Shinshinto: Nicht die große zweite Kraft
Die größte Oppositionspartei Shinshinto ist für viele die eigentliche Enttäuschung der japanischen Politik seit 1993. Shinshinto galt bis Anfang 1996 als die Alternative zur LDP. Dabei war nie klar war, was die Partei eigentlich von den Liberaldemokraten unterschied - außer dem starken Einfluß der Soka Gakkei-Sekte und dem autoritären Stil des Parteipräsidenten Ichiro Ozawa. Hinsichtlich ihrer Politik, ihrer regionalen Basis, ihrer interessenpolitischen Ausrichtung und ihres Stils war und ist Shinshinto, in der ehemalige LDP-Politiker dominieren, eine Verdoppelung der LDP. Dennoch konnte sie bzw. ihr Präsident den Eindruck einer gewissen energischen Reformentschlossenheit erwecken, der freilich im Ausland auf mehr Gegenliebe stieß als in Japan selbst. Schaden nahm Shinshinto im Frühjahr 1996, als Abgeordnete der Partei in einem sit-in einen Parlamentsraum besetzten. Sie wollten die Verabschiedung eines Gesetzes verhindern, das die Auslösung von sieben bankrotten Hypothekenbanken mit Steuermitteln legalisierte. Das Gesetz war denkbar unpopulär, da Shinshinto aber nie verdeutlichte, wie sie der Krise im japanischen Finanzsystem begegnen wollte, sahen die künftigen Wähler in der Aktion nur eine populistische Posse. In den folgenden Präfekturwahlen in Gifu und in Umfragen erhielt Shinshinto von Wählern und Befragten bereits eine Abfuhr. Es kam hinzu, daß die Partei ihre inneren Auseinandersetzungen (zwischen Ozawa und dem ehemaligen Ministerpräsidenten Hata) noch schlechter zu verbergen wußte als die LDP.
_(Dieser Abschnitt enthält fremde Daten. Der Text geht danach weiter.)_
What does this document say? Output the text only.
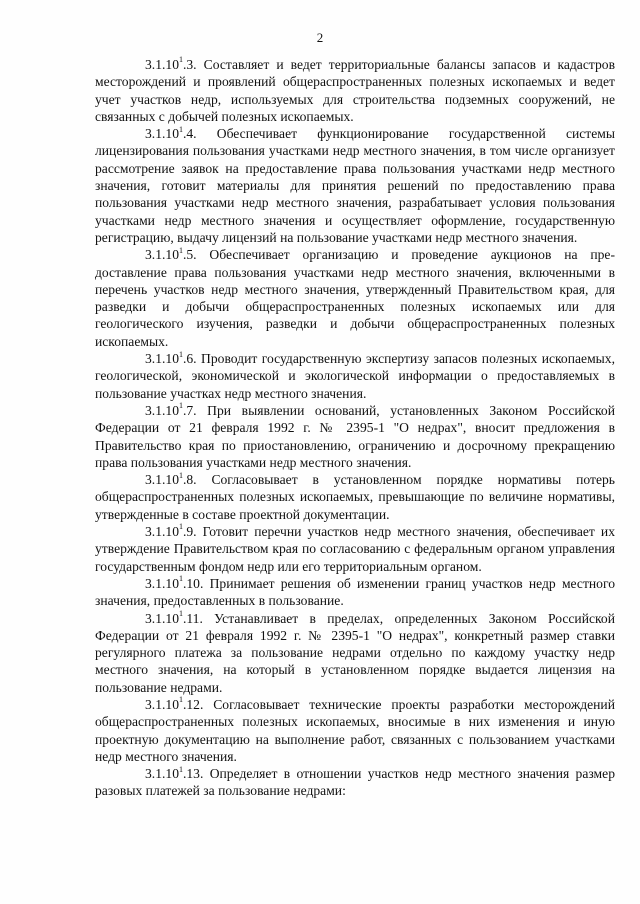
2

3.1.10$^1$.3. Составляет и ведет территориальные балансы запасов и кадастров месторождений и проявлений общераспространенных полезных ископаемых и ведет учет участков недр, используемых для строительства подземных сооружений, не связанных с добычей полезных ископаемых.

3.1.10$^1$.4. Обеспечивает функционирование государственной системы лицензирования пользования участками недр местного значения, в том числе организует рассмотрение заявок на предоставление права пользования участками недр местного значения, готовит материалы для принятия решений по предоставлению права пользования участками недр местного значения, разрабатывает условия пользования участками недр местного значения и осуществляет оформление, государственную регистрацию, выдачу лицензий на пользование участками недр местного значения.

3.1.10$^1$.5. Обеспечивает организацию и проведение аукционов на предоставление права пользования участками недр местного значения, включенными в перечень участков недр местного значения, утвержденный Правительством края, для разведки и добычи общераспространенных полезных ископаемых или для геологического изучения, разведки и добычи общераспространенных полезных ископаемых.

3.1.10$^1$.6. Проводит государственную экспертизу запасов полезных ископаемых, геологической, экономической и экологической информации о предоставляемых в пользование участках недр местного значения.

3.1.10$^1$.7. При выявлении оснований, установленных Законом Российской Федерации от 21 февраля 1992 г. № 2395-1 "О недрах", вносит предложения в Правительство края по приостановлению, ограничению и досрочному прекращению права пользования участками недр местного значения.

3.1.10$^1$.8. Согласовывает в установленном порядке нормативы потерь общераспространенных полезных ископаемых, превышающие по величине нормативы, утвержденные в составе проектной документации.

3.1.10$^1$.9. Готовит перечни участков недр местного значения, обеспечивает их утверждение Правительством края по согласованию с федеральным органом управления государственным фондом недр или его территориальным органом.

3.1.10$^1$.10. Принимает решения об изменении границ участков недр местного значения, предоставленных в пользование.

3.1.10$^1$.11. Устанавливает в пределах, определенных Законом Российской Федерации от 21 февраля 1992 г. № 2395-1 "О недрах", конкретный размер ставки регулярного платежа за пользование недрами отдельно по каждому участку недр местного значения, на который в установленном порядке выдается лицензия на пользование недрами.

3.1.10$^1$.12. Согласовывает технические проекты разработки месторождений общераспространенных полезных ископаемых, вносимые в них изменения и иную проектную документацию на выполнение работ, связанных с пользованием участками недр местного значения.

3.1.10$^1$.13. Определяет в отношении участков недр местного значения размер разовых платежей за пользование недрами:
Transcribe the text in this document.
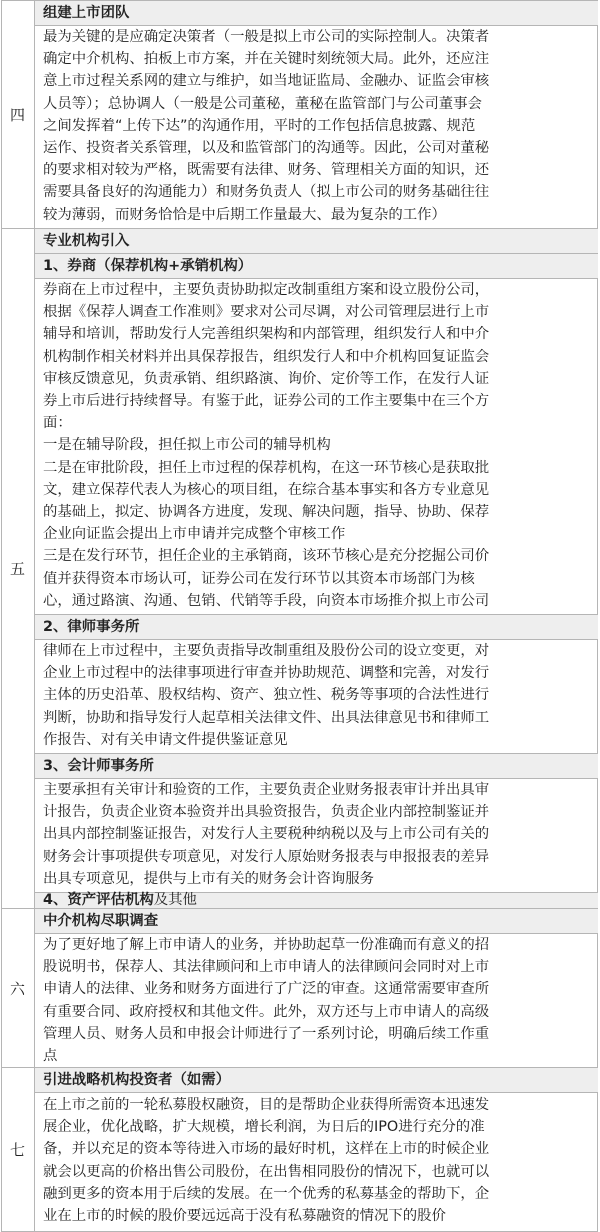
四
组建上市团队
最为关键的是应确定决策者（一般是拟上市公司的实际控制人。决策者
确定中介机构、拍板上市方案，并在关键时刻统领大局。此外，还应注
意上市过程关系网的建立与维护，如当地证监局、金融办、证监会审核
人员等）；总协调人（一般是公司董秘，董秘在监管部门与公司董事会
之间发挥着“上传下达”的沟通作用，平时的工作包括信息披露、规范
运作、投资者关系管理，以及和监管部门的沟通等。因此，公司对董秘
的要求相对较为严格，既需要有法律、财务、管理相关方面的知识，还
需要具备良好的沟通能力）和财务负责人（拟上市公司的财务基础往往
较为薄弱，而财务恰恰是中后期工作量最大、最为复杂的工作）
五
专业机构引入
1、券商（保荐机构+承销机构）
券商在上市过程中，主要负责协助拟定改制重组方案和设立股份公司，
根据《保荐人调查工作准则》要求对公司尽调，对公司管理层进行上市
辅导和培训，帮助发行人完善组织架构和内部管理，组织发行人和中介
机构制作相关材料并出具保荐报告，组织发行人和中介机构回复证监会
审核反馈意见，负责承销、组织路演、询价、定价等工作，在发行人证
券上市后进行持续督导。有鉴于此，证券公司的工作主要集中在三个方
面：
一是在辅导阶段，担任拟上市公司的辅导机构
二是在审批阶段，担任上市过程的保荐机构，在这一环节核心是获取批
文，建立保荐代表人为核心的项目组，在综合基本事实和各方专业意见
的基础上，拟定、协调各方进度，发现、解决问题，指导、协助、保荐
企业向证监会提出上市申请并完成整个审核工作
三是在发行环节，担任企业的主承销商，该环节核心是充分挖掘公司价
值并获得资本市场认可，证券公司在发行环节以其资本市场部门为核
心，通过路演、沟通、包销、代销等手段，向资本市场推介拟上市公司
2、律师事务所
律师在上市过程中，主要负责指导改制重组及股份公司的设立变更，对
企业上市过程中的法律事项进行审查并协助规范、调整和完善，对发行
主体的历史沿革、股权结构、资产、独立性、税务等事项的合法性进行
判断，协助和指导发行人起草相关法律文件、出具法律意见书和律师工
作报告、对有关申请文件提供鉴证意见
3、会计师事务所
主要承担有关审计和验资的工作，主要负责企业财务报表审计并出具审
计报告，负责企业资本验资并出具验资报告，负责企业内部控制鉴证并
出具内部控制鉴证报告，对发行人主要税种纳税以及与上市公司有关的
财务会计事项提供专项意见，对发行人原始财务报表与申报报表的差异
出具专项意见，提供与上市有关的财务会计咨询服务
4、资产评估机构及其他
六
中介机构尽职调查
为了更好地了解上市申请人的业务，并协助起草一份准确而有意义的招
股说明书，保荐人、其法律顾问和上市申请人的法律顾问会同时对上市
申请人的法律、业务和财务方面进行了广泛的审查。这通常需要审查所
有重要合同、政府授权和其他文件。此外，双方还与上市申请人的高级
管理人员、财务人员和申报会计师进行了一系列讨论，明确后续工作重
点
七
引进战略机构投资者（如需）
在上市之前的一轮私募股权融资，目的是帮助企业获得所需资本迅速发
展企业，优化战略，扩大规模，增长利润，为日后的IPO进行充分的准
备，并以充足的资本等待进入市场的最好时机，这样在上市的时候企业
就会以更高的价格出售公司股份，在出售相同股份的情况下，也就可以
融到更多的资本用于后续的发展。在一个优秀的私募基金的帮助下，企
业在上市的时候的股价要远远高于没有私募融资的情况下的股价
Minshuto: Protest der Sprößlinge
Die Demokratische Partei (Minshuto) ist die jüngste Blüte im Treibhaus des japanischen Parteienwesens. Minshuto wurde Ende September 1996 gegründet, erst nach dem Aufruf zu Neuwahlen konnte sie ihre Registrierung als politische Partei beantragen. Sie setzt sich zu etwa gleichen Teilen zusammen aus jungen ehemaligen LDP-Abgeordneten, die 1993 zur Sakigake-Partei oder Shinshinto übergewechselt waren, und aus Überläufern der SDPJ, die, den Niedergang ihrer eigenen Partei vor Augen, in letzter Minute dem Gründungsaufruf zur Minshuto folgten. Initiator der neuen Partei ist Yukio Hatoyama, früher Generalsekretär der Sakigake und Sproß einer alteingesessenen Politikerdynastie. Das politische Schwergewicht der Partei ist der bisherige Gesundheits- und Sozialminister Naoto Kan, der dank seiner unbürokratischen Bewältigung eines HIV-Blutkonservenskandals außergewöhnliche Popularität genießt. In Umfragen lag er nur knapp hinter Hashimoto - was seiner Partei im japanischen Wahlsystem freilich noch keine hohe Anzahl von Mandaten garantiert. Minshuto siedelt sich im Zentrum, d.h. links von LDP und Shinshinto an; ihr Programm ist vage. Die Partei möchte - wie alle anderen - die bürokratieorientierte auf eine bürgerorientierte Politik umstellen; für den Fall ihres Erfolgs hat sie, einer der wenigen originellen Programmpunkte, ihre Selbstauflösung angekündigt. Das herausragende Kennzeichen von Minshuto ist nicht ein Programm, sondern die Jugend ihrer Politiker, zu einem hohen Anteil Söhne und Enkel ehemaliger LDP-Größen. Nicht ein politischer, sondern ein Generationskonflikt trennt die Partei von der LDP. Keine politische Strategie, sondern der Protest gegen das in der LDP herrschende Senioritätsprinzip, der von einem nebulösen Idealismus der "Brüderlichkeit" übertüncht wird, macht das einigende Prinzip der Minshuto aus.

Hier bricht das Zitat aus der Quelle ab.